A lot of myths surround the blue moon. But in general, it’s agreed that the blue moon is a very rare thing, hence the phrase, “once in a blue moon.” However, the blue moon is not remarkable for its color, but rather, in the way that it turns up in the year.
The official definition of a blue moon is that it is a full moon that is not timed to the regular monthly pattern of one full moon per month. This situation arises because while there are twelve full lunar months in a year, there is also a spillover of about ten to eleven days beyond that. Since these days accumulate, there will eventually come a time about once every two to three years (once every 2.7154 years, to be precise) where a year has thirteen full moons. The occurrence of this extra moon often played havoc with the calendars of the time, which were drawn up by the assumption that there were only twelve full moons in a year (complete with names for them) and so this extra moon gained the title of “a blue moon”.

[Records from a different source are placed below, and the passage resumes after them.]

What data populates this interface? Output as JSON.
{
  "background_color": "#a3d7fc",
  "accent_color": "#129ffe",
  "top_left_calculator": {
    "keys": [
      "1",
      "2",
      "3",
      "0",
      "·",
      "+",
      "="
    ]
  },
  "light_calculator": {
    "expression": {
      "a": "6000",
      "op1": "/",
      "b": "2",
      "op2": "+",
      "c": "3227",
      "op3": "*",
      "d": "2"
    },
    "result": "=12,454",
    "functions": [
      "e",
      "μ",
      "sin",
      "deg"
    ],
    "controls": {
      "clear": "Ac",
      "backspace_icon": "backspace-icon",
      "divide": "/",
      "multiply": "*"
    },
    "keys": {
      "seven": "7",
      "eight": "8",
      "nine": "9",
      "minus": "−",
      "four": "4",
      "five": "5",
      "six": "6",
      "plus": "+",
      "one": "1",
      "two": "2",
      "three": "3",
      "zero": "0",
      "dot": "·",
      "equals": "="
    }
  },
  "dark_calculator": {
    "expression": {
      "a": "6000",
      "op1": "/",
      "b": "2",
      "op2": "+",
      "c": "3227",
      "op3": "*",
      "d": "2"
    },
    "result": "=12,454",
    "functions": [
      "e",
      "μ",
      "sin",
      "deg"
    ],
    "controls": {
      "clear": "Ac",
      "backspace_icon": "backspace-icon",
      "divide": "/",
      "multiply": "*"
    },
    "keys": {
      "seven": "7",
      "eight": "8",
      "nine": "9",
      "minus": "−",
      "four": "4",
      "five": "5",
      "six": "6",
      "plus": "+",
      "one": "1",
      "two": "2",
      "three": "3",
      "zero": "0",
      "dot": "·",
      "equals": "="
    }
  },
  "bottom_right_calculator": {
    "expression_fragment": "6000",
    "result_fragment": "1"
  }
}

Depending on when exactly in the year a blue moon turned up, and in what context it appeared, it would have different names. The English church used the cycle of the moons to determine when Lent would come, and the moon heralding Lent was called, no surprisingly, the Lent Moon. However, when the extra moon appeared before the Lent Moon, the church would be forced to tell the people that it was not a Lent Moon, or rather a “betrayer moon.” In old English, the word “belewe” meant “betrayer.” It does not take a great leap of logic to see how it could be corrupted to “blue” over the years.
However, sometimes the moon can literally have a blue color due to the presence of dust and smoke particles in the air. These particles diffract the light from the moon to produce a bluish color, much in the way the atmosphere diffracts the light from the Sun to make the sky appear blue (a phenomenon known as Rayleigh’s Scattering). These particles can be generated during forest fires, as was observed in Sweden and Canada in the 1950s, and by volcanic eruptions, such as when the volcano Krakatoa erupted in 1883. That last event caused the moon to appear blue for over two years.